Friday, though, was just table to table. Bar to bar. Pitcher to pitcher. Felt like college, and the night I drank so much I felt my mind go clunk on the floor, leaving my head and the rest of me back at the table.

That clunking thing has happened many times since then, but now it always happens when I'm completely sober, sitting in a meeting or trying to listen to somebody answer the critically important question I just asked them.

Lot of mail lately asking why it is I only post the hatemail. Don't have an answer for that, but if I had the inclination I'd post more of this kind of mail. Can't decide what to do, but I sometimes look back through the hate mail of the people who threatened me with death, and every three or four months I'll send them a note just to let them know that I'm still thinking about them, and that I hope they're well.

I think that probably drives them crazy, and makes them hate me, or themselves, even more.

Can't say that I worry about this kind of e-mail. Any step a person takes into a place which invites the company of strangers is one which also invites death-threats and all the filthiest, most thoughtless expressions of modern life.

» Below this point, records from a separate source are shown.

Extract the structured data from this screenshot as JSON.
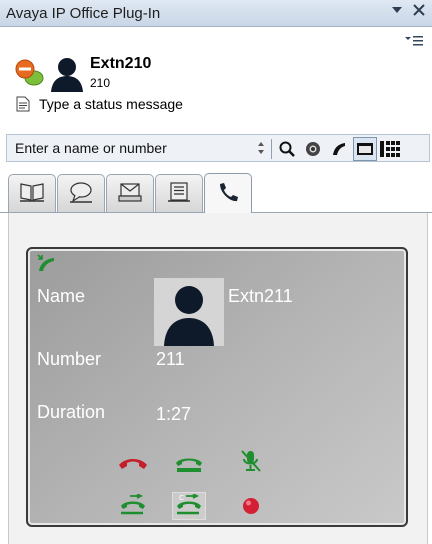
{
  "window": {
    "title": "Avaya IP Office Plug-In",
    "dropdown_icon": "chevron-down-icon",
    "close_icon": "close-icon",
    "menu_icon": "menu-icon"
  },
  "user": {
    "name": "Extn210",
    "extension": "210",
    "presence_icon": "presence-dnd-icon",
    "status_placeholder": "Type a status message"
  },
  "search": {
    "placeholder": "Enter a name or number",
    "buttons": [
      "search-icon",
      "camera-icon",
      "phone-icon",
      "window-icon",
      "dialpad-icon"
    ]
  },
  "tabs": [
    {
      "icon": "contacts-book-icon",
      "selected": false
    },
    {
      "icon": "chat-icon",
      "selected": false
    },
    {
      "icon": "voicemail-icon",
      "selected": false
    },
    {
      "icon": "call-log-icon",
      "selected": false
    },
    {
      "icon": "phone-icon",
      "selected": true
    }
  ],
  "call": {
    "state_icon": "incoming-call-icon",
    "name_label": "Name",
    "name_value": "Extn211",
    "number_label": "Number",
    "number_value": "211",
    "duration_label": "Duration",
    "duration_value": "1:27",
    "controls": [
      {
        "name": "hangup-icon",
        "color": "#c4202b"
      },
      {
        "name": "hold-icon",
        "color": "#1f8e2e"
      },
      {
        "name": "mute-icon",
        "color": "#1f8e2e"
      },
      {
        "name": "transfer-icon",
        "color": "#1f8e2e"
      },
      {
        "name": "consult-transfer-icon",
        "color": "#1f8e2e"
      },
      {
        "name": "record-icon",
        "color": "#d41f35"
      }
    ]
  }
}
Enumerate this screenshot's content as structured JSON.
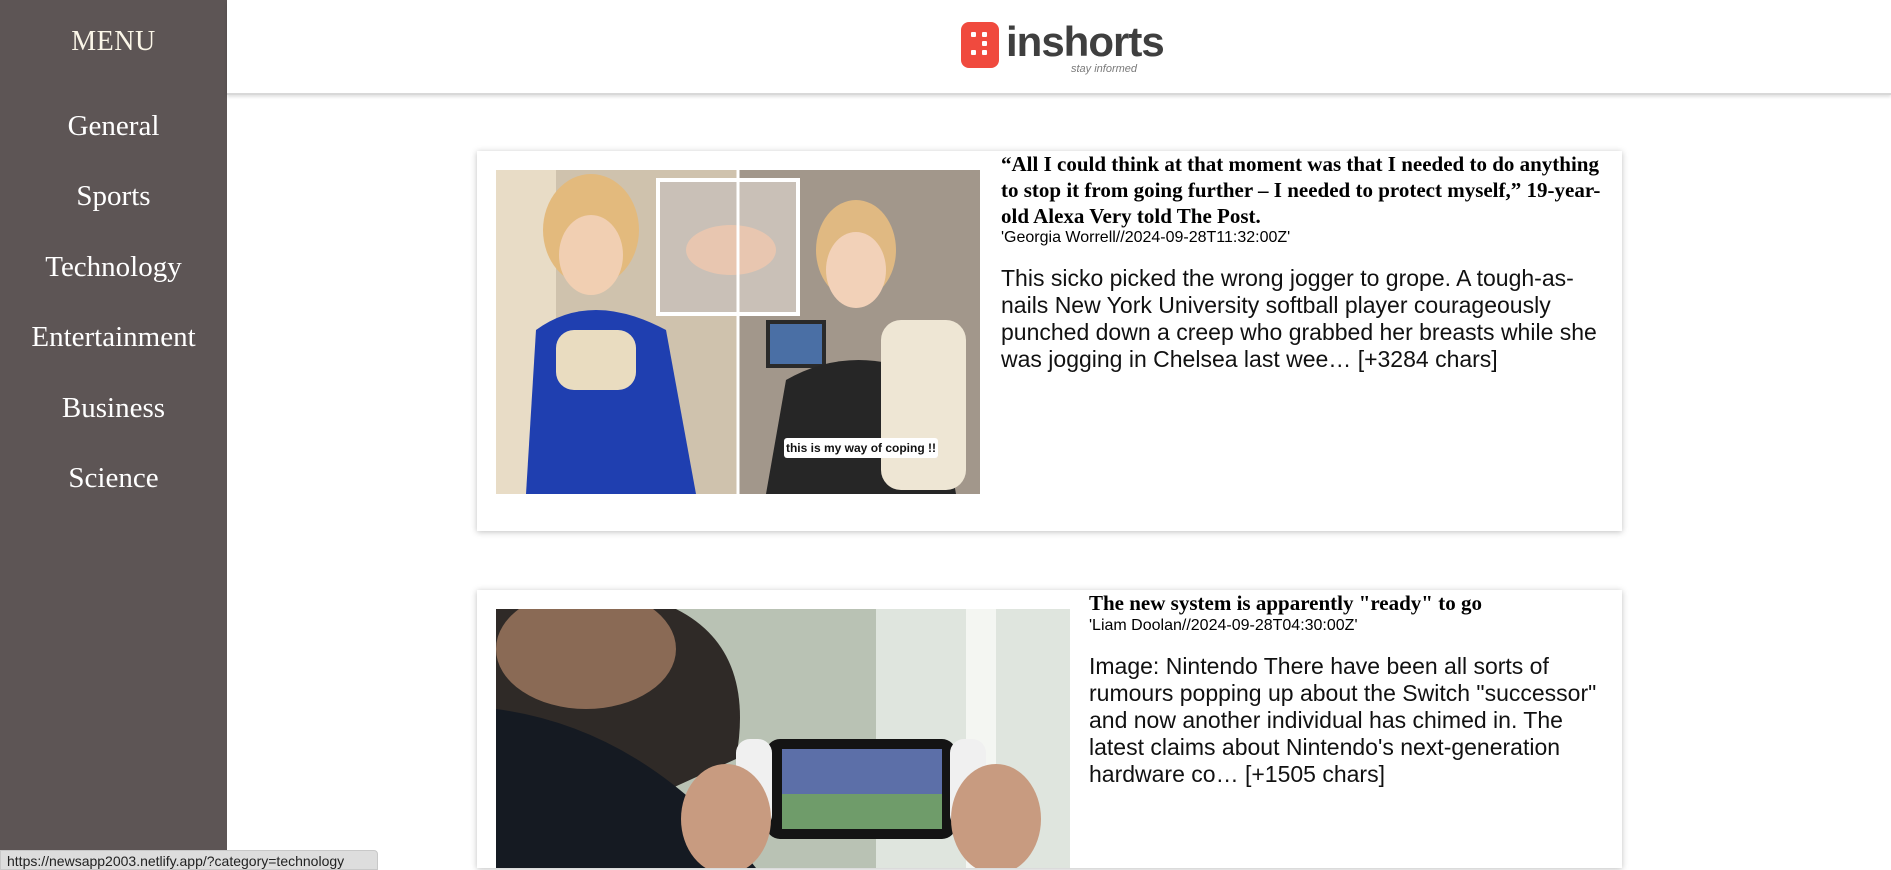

I show my website to friends, and invariably they comment about how "disturbing" those messages are.

My response, which usually results in outbursts of laughter from whoever I'm talking to, is that befoere I wrote one word I decided I was ready for this nonsense in April 1995 when I started making this site. I was prepared for the potshots and stupidity you open yourself up to when you enter public life.

Have to admit, in this context the words PUBLIC LIFE make me laugh, too. After all, since when does sitting behind a computer all day constitute "public life"?

For a while I posted that stuff thinking that others would see it and reconsider sending their own such message.

But it never had that effect. The hostile invective just keeps coming at me. Does anyone know why?